The Syrian Ministry of the Interior on Friday said it had arrested the main suspect in the 2013 Tadamon massacre, one of the worst acts of violence attributed to the government of former Syrian president Bashar al-Assad, in which 288 civilians were killed.
The ministry released footage of Amjad Yousef’s arrest in the Al-Ghab Plain area of Hama province in western Syria, near his hometown.
Yousef had been hiding there since the overthrow of Assad at the end of 2024, a security source said.
Photo: the Syrian Ministry of the Interior via EPA
US Special Envoy for Syria Tom Barrack welcomed the arrest in a post on X, calling it an important step toward accountability for atrocities committed during Syria’s war.

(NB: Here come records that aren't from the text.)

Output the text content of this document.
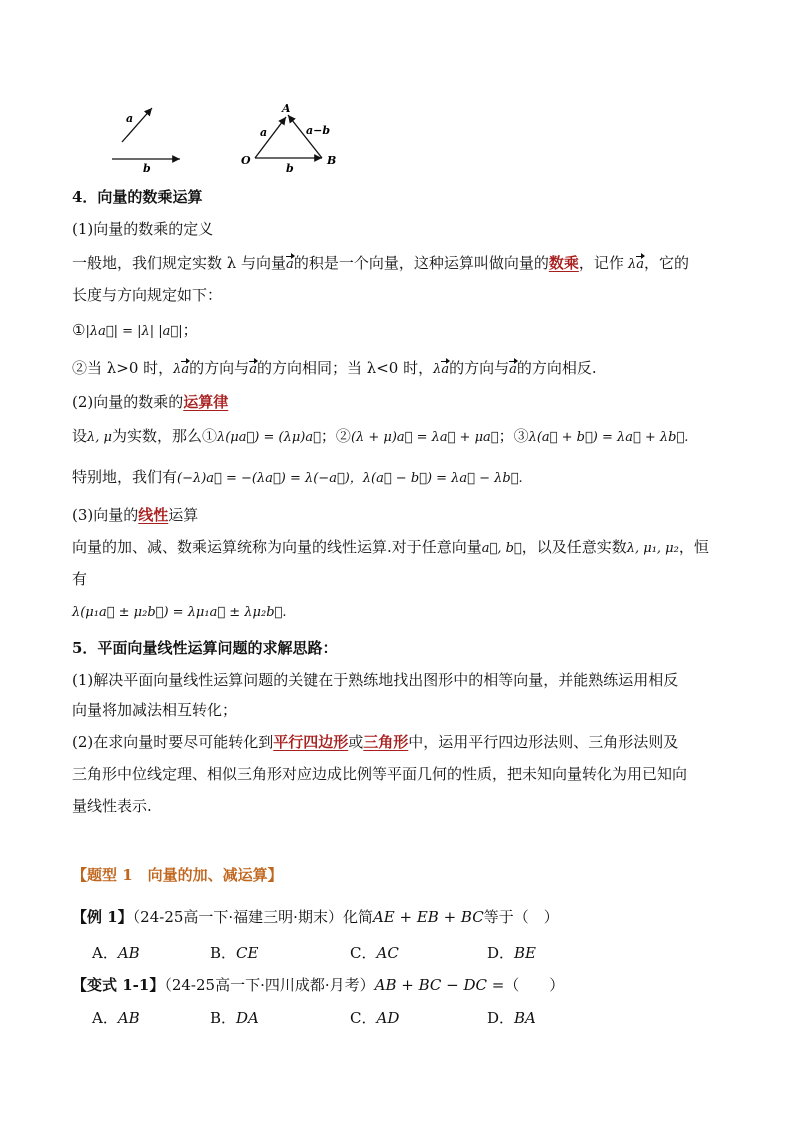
a
b
A
O	B
a
b
a−b
4．向量的数乘运算
(1)向量的数乘的定义
一般地，我们规定实数 λ 与向量a的积是一个向量，这种运算叫做向量的数乘，记作 λa，它的
长度与方向规定如下：
①|λa⃗| = |λ| |a⃗|；
②当 λ>0 时，λa的方向与a的方向相同；当 λ<0 时，λa的方向与a的方向相反.
(2)向量的数乘的运算律
设λ, μ为实数，那么①λ(μa⃗) = (λμ)a⃗；②(λ + μ)a⃗ = λa⃗ + μa⃗；③λ(a⃗ + b⃗) = λa⃗ + λb⃗.
特别地，我们有(−λ)a⃗ = −(λa⃗) = λ(−a⃗)，λ(a⃗ − b⃗) = λa⃗ − λb⃗.
(3)向量的线性运算
向量的加、减、数乘运算统称为向量的线性运算.对于任意向量a⃗, b⃗，以及任意实数λ, μ₁, μ₂，恒
有
λ(μ₁a⃗ ± μ₂b⃗) = λμ₁a⃗ ± λμ₂b⃗.
5．平面向量线性运算问题的求解思路：
(1)解决平面向量线性运算问题的关键在于熟练地找出图形中的相等向量，并能熟练运用相反
向量将加减法相互转化；
(2)在求向量时要尽可能转化到平行四边形或三角形中，运用平行四边形法则、三角形法则及
三角形中位线定理、相似三角形对应边成比例等平面几何的性质，把未知向量转化为用已知向
量线性表示.
【题型 1　向量的加、减运算】
【例 1】（24-25高一下·福建三明·期末）化简AE + EB + BC等于（　）
A．AB	B．CE	C．AC	D．BE
【变式 1-1】（24-25高一下·四川成都·月考）AB + BC − DC =（　　）
A．AB	B．DA	C．AD	D．BA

Yousef, 40, a former member of military intelligence under Assad, was thrust into the spotlight in April 2022 when the UK’s Guardian newspaper published videos provided by two academics that they said showed him forcing blindfolded civilians to run toward a pit in the Tadamon neighborhood of southern Damascus before shooting them.
University of Amsterdam Center for Holocaust and Genocide Studies researcher Annsar Shahoud and one of the academics, spent four years documenting the massacre.
Posing as an online fangirl, Shahoud gained Yousef’s trust and obtained his confessions on video and audio recording.
The massacre is one of the most egregious documented incidents of violence attributed to the al-Assad government during the 14-year bloody war that began in 2011.
After al-Assad’s fall at the end of 2024, civilians, media outlets and international organizations went to the site of the massacre to inspect it and interview witnesses. Locals refer to the site as “Amjad Yousef’s Pit.”
It has been marked on Google Maps as “The Site of the Tadamon Massacre.”
Ahmed Adra, a Tadamon resident and a member of the neighborhood committee, said victims’ families had been celebrating in the streets since morning.
“We will take white roses and plant them at the site of the massacre, and tell the victims that their memory is alive and that justice is being served,” he said.